Lehrer und Kinder

Die Wolhynier Lehrer waren meist nicht an der Hochschule ausgebildet. In den meisten Fällen waren es strebsame Leute, die sich durch großen Fleiß die nötigen Kenntnisse angeeignet und die dann aus Liebe zur Sache ihren Beruf ausübten. Die meisten deutschen Lehrer fühlten sich auch zu seelsorgerischen Aufgaben verpflichtet. Weil früher die Gottesdienste und Schulen eng verbunden waren, sorgten die Eltern und Vorsteher für unbescholtene Lehrer. Dadurch wurden die Kinder auch im Glauben an Gott erzogen.

Durch den Kommunismus wurde aber alles geändert. Die Lehrer mussten öffentlich dem Glauben absagen, wenn sie im Dienst bleiben wollten. Sie wurden gezwungen, und es wurde ihnen zur Aufgabe gemacht, die Kinder in der antireligiösen Lehre zu unterrichten.

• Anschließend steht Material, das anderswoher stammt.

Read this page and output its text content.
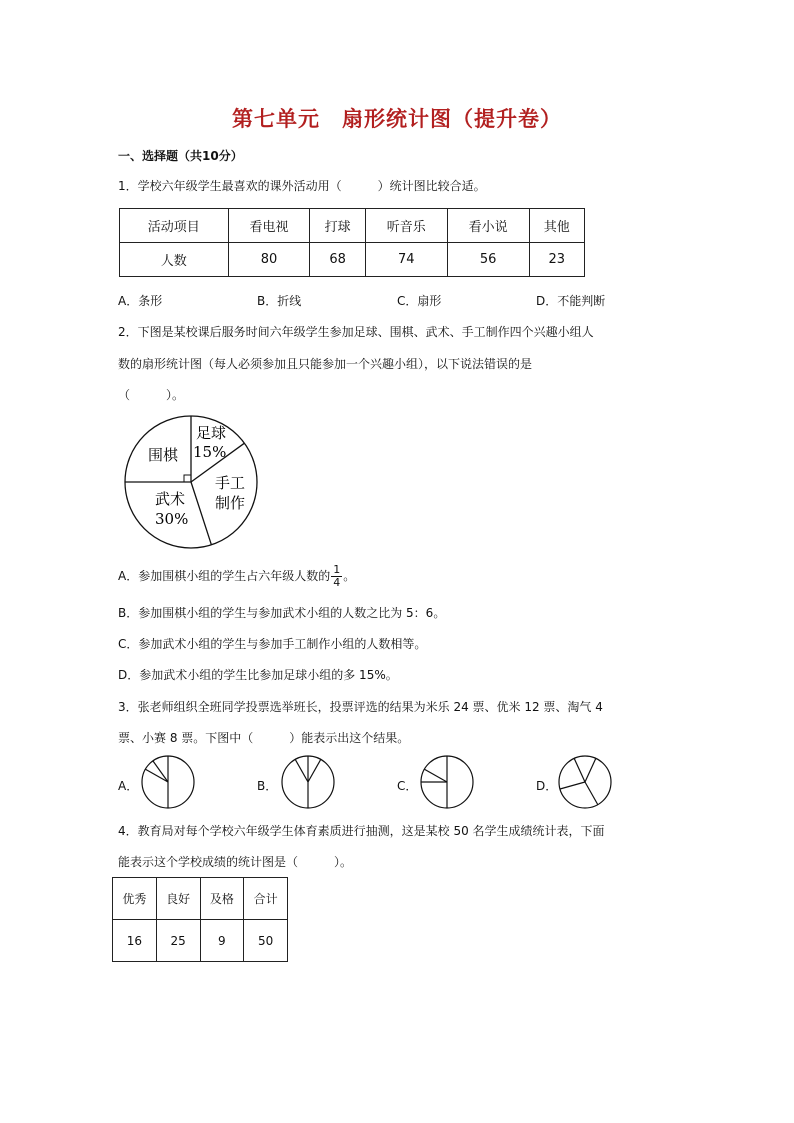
第七单元　扇形统计图（提升卷）
一、选择题（共10分）
1．学校六年级学生最喜欢的课外活动用（　　　）统计图比较合适。
活动项目	看电视	打球	听音乐	看小说	其他
人数	80	68	74	56	23
A．条形	B．折线	C．扇形	D．不能判断
2．下图是某校课后服务时间六年级学生参加足球、围棋、武术、手工制作四个兴趣小组人
数的扇形统计图（每人必须参加且只能参加一个兴趣小组），以下说法错误的是
（　　　）。
足球
15%
手工
制作
武术
30%
围棋
A．参加围棋小组的学生占六年级人数的 $\frac{1}{4}$ 。
B．参加围棋小组的学生与参加武术小组的人数之比为 5：6。
C．参加武术小组的学生与参加手工制作小组的人数相等。
D．参加武术小组的学生比参加足球小组的多 15%。
3．张老师组织全班同学投票选举班长，投票评选的结果为米乐 24 票、优米 12 票、淘气 4
票、小赛 8 票。下图中（　　　）能表示出这个结果。
A．	B．	C．	D．
4．教育局对每个学校六年级学生体育素质进行抽测，这是某校 50 名学生成绩统计表，下面
能表示这个学校成绩的统计图是（　　　）。
优秀	良好	及格	合计
16	25	9	50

Unsere Tochter kam eines Tages aus der Schule und erzählte, dass sie wieder „Werbetag“ gehabt hätten. Es kamen dann mehrere halbwüchsige Burschen, meist waren es Schüler aus dem Gymnasium in Nowograd-Wolhynsk, 5 Werst von uns entfernt. Die Lehrer mussten dann die Schule verlassen, und die Kinder wurden dann stundenlang von diesen Komsomolzen gequält. Die Kinder bis 8 Jahren zählten zu den „Oktoberkindern“, die bis zu 16 Jahren zu den „Pionieren“ und die älteren zu den Komsomolzen. Alle diese, die den kommunistischen Organisationen beitraten, durften auch den Gottesdienst nicht mehr besuchen.

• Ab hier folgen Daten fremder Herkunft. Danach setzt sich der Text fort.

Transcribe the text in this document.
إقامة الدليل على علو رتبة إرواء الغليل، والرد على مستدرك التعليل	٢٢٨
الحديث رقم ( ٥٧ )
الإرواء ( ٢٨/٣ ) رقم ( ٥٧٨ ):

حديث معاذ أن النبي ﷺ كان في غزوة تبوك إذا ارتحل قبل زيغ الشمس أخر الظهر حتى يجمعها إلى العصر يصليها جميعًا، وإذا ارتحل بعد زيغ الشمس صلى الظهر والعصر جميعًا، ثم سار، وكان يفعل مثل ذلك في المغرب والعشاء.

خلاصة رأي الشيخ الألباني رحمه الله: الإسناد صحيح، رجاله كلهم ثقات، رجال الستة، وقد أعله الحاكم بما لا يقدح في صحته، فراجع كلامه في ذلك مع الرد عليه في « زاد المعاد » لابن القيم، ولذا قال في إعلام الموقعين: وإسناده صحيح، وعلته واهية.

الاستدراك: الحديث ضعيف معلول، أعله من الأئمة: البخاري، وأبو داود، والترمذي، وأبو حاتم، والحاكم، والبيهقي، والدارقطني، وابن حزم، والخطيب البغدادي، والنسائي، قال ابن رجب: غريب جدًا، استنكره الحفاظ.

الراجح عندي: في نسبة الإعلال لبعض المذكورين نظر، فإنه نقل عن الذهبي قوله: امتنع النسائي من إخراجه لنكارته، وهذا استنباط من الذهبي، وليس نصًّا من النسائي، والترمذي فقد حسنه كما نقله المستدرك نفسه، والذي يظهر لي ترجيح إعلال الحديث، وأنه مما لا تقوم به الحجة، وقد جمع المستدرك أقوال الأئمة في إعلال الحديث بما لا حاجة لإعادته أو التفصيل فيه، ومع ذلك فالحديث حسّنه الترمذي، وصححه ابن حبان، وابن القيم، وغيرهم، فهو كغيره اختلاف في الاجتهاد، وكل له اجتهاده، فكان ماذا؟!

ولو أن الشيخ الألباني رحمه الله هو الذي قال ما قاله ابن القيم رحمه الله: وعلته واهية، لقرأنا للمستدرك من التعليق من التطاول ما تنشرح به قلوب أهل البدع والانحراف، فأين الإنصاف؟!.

Die Kinder wurden nun mit List, Tücke und Drohungen bearbeitet, den betreffenden Organisationen beizutreten. Bei solchen Gelegenheiten wurden die Kinder auch gegen die Eltern aufgehetzt. Ihnen wurde beigebracht, worin sie ihren Eltern nicht zu gehorchen brauchten. Sie können und müssen sogar auch ihre Eltern anzeigen, wenn diese etwas gegen den Kommunismus verlauten lassen. Dieses bewirkte in den Familien oft Uneinigkeit und Verdruss. Diese „Besuche“ und Quälereien der Komsomolzen wiederholten sich oft. Die Kinder wussten schon, was geschlagen hatte, wenn der Lehrer in der Mittagspause die Schule verließ.

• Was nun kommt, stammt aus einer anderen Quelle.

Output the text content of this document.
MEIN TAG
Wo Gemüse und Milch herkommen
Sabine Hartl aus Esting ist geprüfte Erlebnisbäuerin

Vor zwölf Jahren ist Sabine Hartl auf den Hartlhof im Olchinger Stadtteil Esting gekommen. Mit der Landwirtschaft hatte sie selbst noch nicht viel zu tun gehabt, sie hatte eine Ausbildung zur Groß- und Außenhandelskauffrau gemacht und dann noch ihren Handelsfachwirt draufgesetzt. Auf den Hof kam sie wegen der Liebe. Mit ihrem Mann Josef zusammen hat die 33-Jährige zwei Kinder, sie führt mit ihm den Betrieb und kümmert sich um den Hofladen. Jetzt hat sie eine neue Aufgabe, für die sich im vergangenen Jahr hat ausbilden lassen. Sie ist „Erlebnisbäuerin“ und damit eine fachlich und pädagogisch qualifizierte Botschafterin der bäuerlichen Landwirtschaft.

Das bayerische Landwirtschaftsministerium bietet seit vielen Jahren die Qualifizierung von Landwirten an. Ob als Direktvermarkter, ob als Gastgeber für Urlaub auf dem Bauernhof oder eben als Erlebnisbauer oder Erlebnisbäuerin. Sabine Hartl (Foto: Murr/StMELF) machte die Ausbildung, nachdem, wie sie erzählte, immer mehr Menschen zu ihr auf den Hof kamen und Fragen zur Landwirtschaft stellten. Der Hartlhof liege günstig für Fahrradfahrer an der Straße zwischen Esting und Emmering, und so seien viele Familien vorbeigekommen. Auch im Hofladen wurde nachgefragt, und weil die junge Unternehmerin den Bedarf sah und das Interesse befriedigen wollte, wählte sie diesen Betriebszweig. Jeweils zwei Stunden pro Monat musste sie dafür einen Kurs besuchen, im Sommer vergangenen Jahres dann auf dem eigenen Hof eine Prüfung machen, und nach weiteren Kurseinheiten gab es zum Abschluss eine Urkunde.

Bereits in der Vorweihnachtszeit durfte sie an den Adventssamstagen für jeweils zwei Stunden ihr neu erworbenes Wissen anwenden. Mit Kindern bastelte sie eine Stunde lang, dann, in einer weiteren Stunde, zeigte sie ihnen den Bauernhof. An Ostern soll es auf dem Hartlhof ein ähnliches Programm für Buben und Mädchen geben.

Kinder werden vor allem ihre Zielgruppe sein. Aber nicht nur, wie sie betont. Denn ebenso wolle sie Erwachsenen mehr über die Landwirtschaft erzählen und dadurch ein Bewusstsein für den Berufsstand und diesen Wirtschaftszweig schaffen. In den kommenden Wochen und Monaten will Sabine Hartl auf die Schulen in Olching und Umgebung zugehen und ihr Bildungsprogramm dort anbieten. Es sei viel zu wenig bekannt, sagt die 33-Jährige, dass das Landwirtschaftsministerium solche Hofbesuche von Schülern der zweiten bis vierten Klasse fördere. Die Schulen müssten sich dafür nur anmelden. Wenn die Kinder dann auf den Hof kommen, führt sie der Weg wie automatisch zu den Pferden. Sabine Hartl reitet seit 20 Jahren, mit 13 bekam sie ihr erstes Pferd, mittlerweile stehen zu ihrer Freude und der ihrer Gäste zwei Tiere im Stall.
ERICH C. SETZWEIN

Nachdem unsere Söhne Ruben und Otto die Schule in unserer Kolonie beendet hatten, besuchten sie dann in Nowograd-Wolhynsk die weiterführende höhere Schule. Damals war in dieser erwähnten Schule nur ein Parteimitglied namens Nickel. Er war besonders beauftragt, den Kindern die Gesellschaftskunde, Menschenkunde und andere kommunistische Idole einzuschärfen. Dass der Mensch vom Affen abstamme, wollte unser ältester Sohn auf keinen Fall nachsprechen. Er befürchtete, dass er es dann auch langsam glauben würde. Dieses sagte und klagte er uns mehrere Male. Wir aber überließen es ihm und seinem Gewissen. Wir durften ja ohnehin dagegen nichts sagen. Unsere Kinder kannten ja unsere Einstellung und wussten auch, dass nach außen hin sie sich entscheiden mussten. Wäre ihm nicht sein Klassenlehrer, ebenso die anderen Lehrer, wohlgesinnt gewesen, er hätte unmöglich die Prüfung bestehen können. Nun wurde er in die 6. Klasse versetzt, in der gerade Nickel Klassenlehrer war. Der Schulleiter wollte ihm helfen. Er sagte ihm, dass er im nächsten Jahr doch die neue Lehre werde annehmen müssen.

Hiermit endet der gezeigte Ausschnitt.